Females deposit eggs in scaly clusters of 50–150, usually on undersides of leaves. Eggs hatch in 2–3 days. Larvae develop in about 10–20 days and burrow in the ground to pupate. Adults emerge in 6­–7 days in warm weather and live for only about 10 days. In Arkansas, several generations occur annually.

Beet armyworm can winter in warm areas, such as Florida, Texas, and Arizona, where all life stages can be found year round. However, it does not survive the winter in areas where its host plants freeze. Those areas are reinvaded by adult moths in the spring. The reinvasion reaches as far north as the line from Maryland to Colorado to northern California. Beet armyworm is rarely a pest in the most northerly parts of its range, but it is a serious pest in southern states, including Arkansas.
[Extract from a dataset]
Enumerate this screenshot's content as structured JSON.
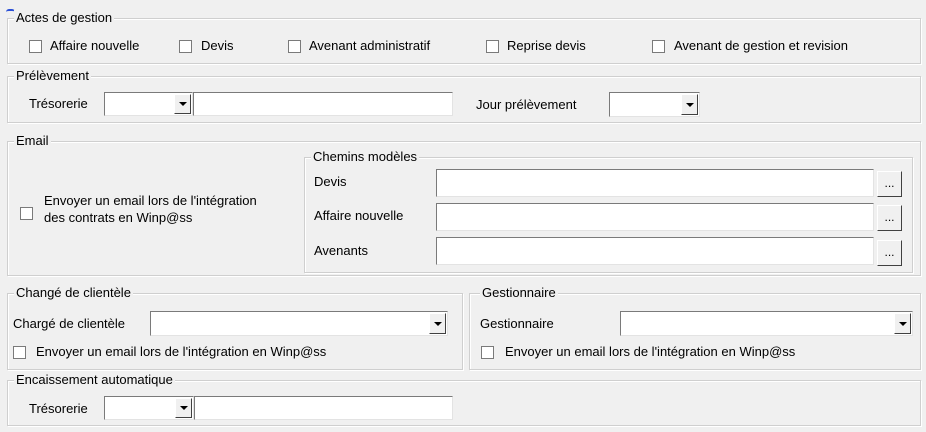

In Arkansas, beet armyworms tend to be abundant under drought conditions. They tend to develop large populations in soybean fields late in the season, feeding on flowers, beans, and leaves. They are a pest in cotton fields, with young larvae skeletonizing leaves and older larvae feeding in foliage, squares, flowers, and bolls. The gregarious larvae often produce spotty damage only in certain areas of a field. In recent years, beet armyworms have become an increasing problem to Arkansas spinach producers. This might be due to use of minimal tillage in nearby soybean fields. Pigweed in particular is more abundant than formerly, and this weed is a favored host of the beet armyworm.